Wednesday, October 17, 2012

The Numbers: 2011

I didn't do a "numbers" post last year; I don't know why, but it's possible that they were snuck out because they were so bad. This year they are being announced with quite a bit of fanfare, because, for the first time in years, domestic dioceses other than South Carolina are showing gains.

Let's go to the fast facts first, because it is here that the most edifying numbers appear. Last year's numbers were terrible: all the gross numbers declined, including Plate & Pledge; this year Average Sunday Attendance bumped up very slightly, for the first time in many years, and P&P resumed its climb.
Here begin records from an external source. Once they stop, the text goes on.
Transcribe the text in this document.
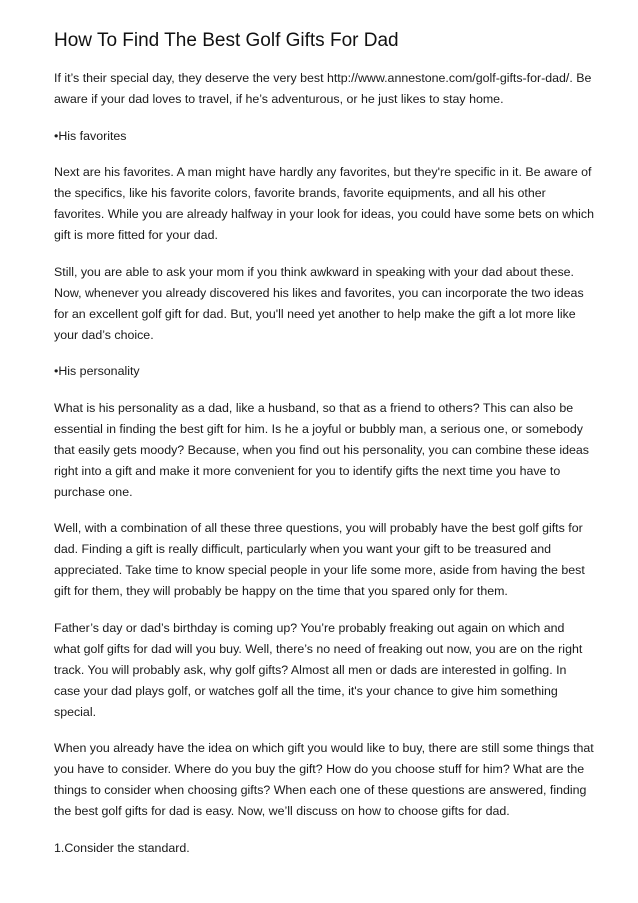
How To Find The Best Golf Gifts For Dad

If it’s their special day, they deserve the very best http://www.annestone.com/golf-gifts-for-dad/. Be aware if your dad loves to travel, if he’s adventurous, or he just likes to stay home.

•His favorites

Next are his favorites. A man might have hardly any favorites, but they're specific in it. Be aware of the specifics, like his favorite colors, favorite brands, favorite equipments, and all his other favorites. While you are already halfway in your look for ideas, you could have some bets on which gift is more fitted for your dad.

Still, you are able to ask your mom if you think awkward in speaking with your dad about these. Now, whenever you already discovered his likes and favorites, you can incorporate the two ideas for an excellent golf gift for dad. But, you'll need yet another to help make the gift a lot more like your dad’s choice.

•His personality

What is his personality as a dad, like a husband, so that as a friend to others? This can also be essential in finding the best gift for him. Is he a joyful or bubbly man, a serious one, or somebody that easily gets moody? Because, when you find out his personality, you can combine these ideas right into a gift and make it more convenient for you to identify gifts the next time you have to purchase one.

Well, with a combination of all these three questions, you will probably have the best golf gifts for dad. Finding a gift is really difficult, particularly when you want your gift to be treasured and appreciated. Take time to know special people in your life some more, aside from having the best gift for them, they will probably be happy on the time that you spared only for them.

Father’s day or dad’s birthday is coming up? You’re probably freaking out again on which and what golf gifts for dad will you buy. Well, there’s no need of freaking out now, you are on the right track. You will probably ask, why golf gifts? Almost all men or dads are interested in golfing. In case your dad plays golf, or watches golf all the time, it's your chance to give him something special.

When you already have the idea on which gift you would like to buy, there are still some things that you have to consider. Where do you buy the gift? How do you choose stuff for him? What are the things to consider when choosing gifts? When each one of these questions are answered, finding the best golf gifts for dad is easy. Now, we’ll discuss on how to choose gifts for dad.

1.Consider the standard.
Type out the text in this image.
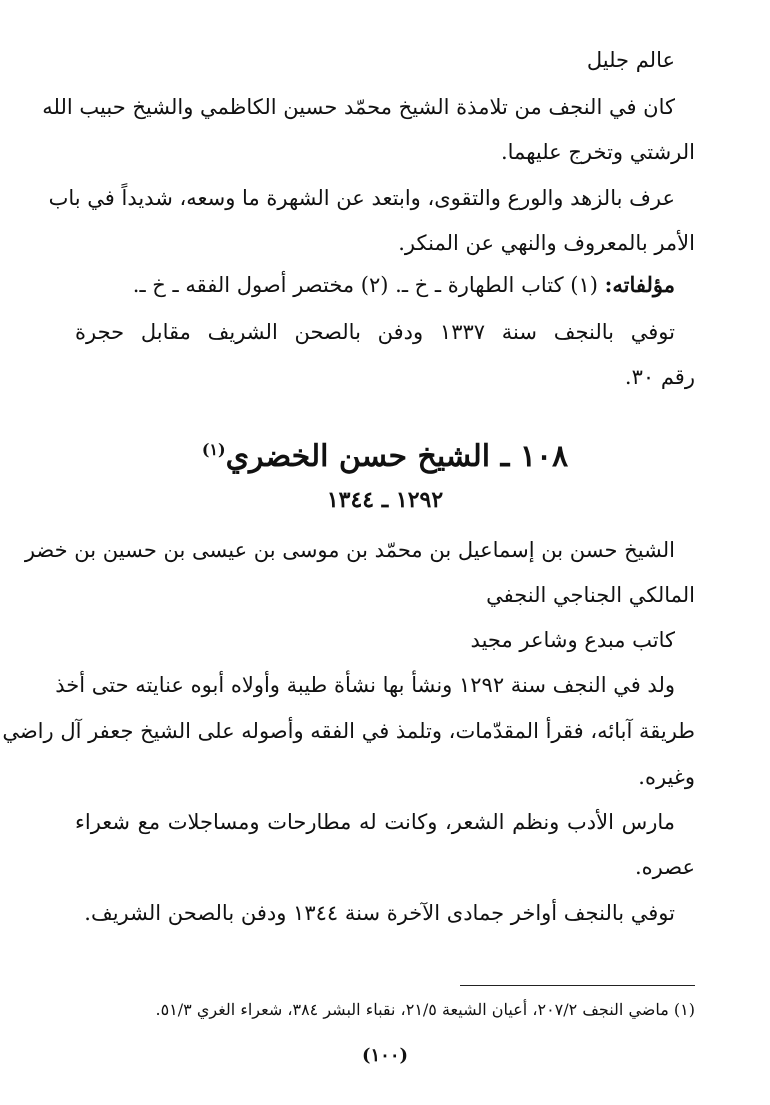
عالم جليل
كان في النجف من تلامذة الشيخ محمّد حسين الكاظمي والشيخ حبيب الله
الرشتي وتخرج عليهما.
عرف بالزهد والورع والتقوى، وابتعد عن الشهرة ما وسعه، شديداً في باب
الأمر بالمعروف والنهي عن المنكر.
مؤلفاته: (١) كتاب الطهارة ـ خ ـ. (٢) مختصر أصول الفقه ـ خ ـ.
توفي بالنجف سنة ١٣٣٧ ودفن بالصحن الشريف مقابل حجرة
رقم ٣٠.
١٠٨ ـ الشيخ حسن الخضري$^{(١)}$
١٢٩٢ ـ ١٣٤٤
الشيخ حسن بن إسماعيل بن محمّد بن موسى بن عيسى بن حسين بن خضر
المالكي الجناجي النجفي
كاتب مبدع وشاعر مجيد
ولد في النجف سنة ١٢٩٢ ونشأ بها نشأة طيبة وأولاه أبوه عنايته حتى أخذ
طريقة آبائه، فقرأ المقدّمات، وتلمذ في الفقه وأصوله على الشيخ جعفر آل راضي
وغيره.
مارس الأدب ونظم الشعر، وكانت له مطارحات ومساجلات مع شعراء
عصره.
توفي بالنجف أواخر جمادى الآخرة سنة ١٣٤٤ ودفن بالصحن الشريف.
(١) ماضي النجف ٢٠٧/٢، أعيان الشيعة ٢١/٥، نقباء البشر ٣٨٤، شعراء الغري ٥١/٣.
(١٠٠)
That, however, is about the extent of the good news in the large. Membership and number of parishes both fell, at the same steady rate of 3%/year for the former and 1%/year for the latter. The 5 and 10 year trend numbers are essentially unchanged across the board, with the percentage of churches reporting over 10% loss of ASA in five years still staying well above 50%. The membership and ASA loss over ten years continues to worsen. The median parish continues to shrink, showing a loss of 10% in both membership and ASA in the past five years. P&P continues to fail to keep pace with inflation, even considering the decline in parishes.

The diocesan and provincial statistics present a slightly rosier picture. Membership rose in many dioceses, including almost all those in Provinces 7 (lower midwest) and 9 (Latin America). A lot of these gains, however, were infinitesimal, and only Province 7 among the domestics didn't show a net loss. And membership numbers are less accurate due to the infrequency with which many parishes clean their rolls. ASA increased in most provinces, though the increase in Province 2 can be attributed entirely to the Diocese of Haiti; Province 9 showed a substantial loss due to a large drop in Honduras and a smaller but still large loss in Colombia.

And then comes the other asterisk: this was a "Christmas bump" year, because Christmas Day fell on a Monday, and therefore Christmas Eve attendance counted towards ASA. It's reasonable to expect, given the consistent long term losses, that next year is going to record another set of across the board losses.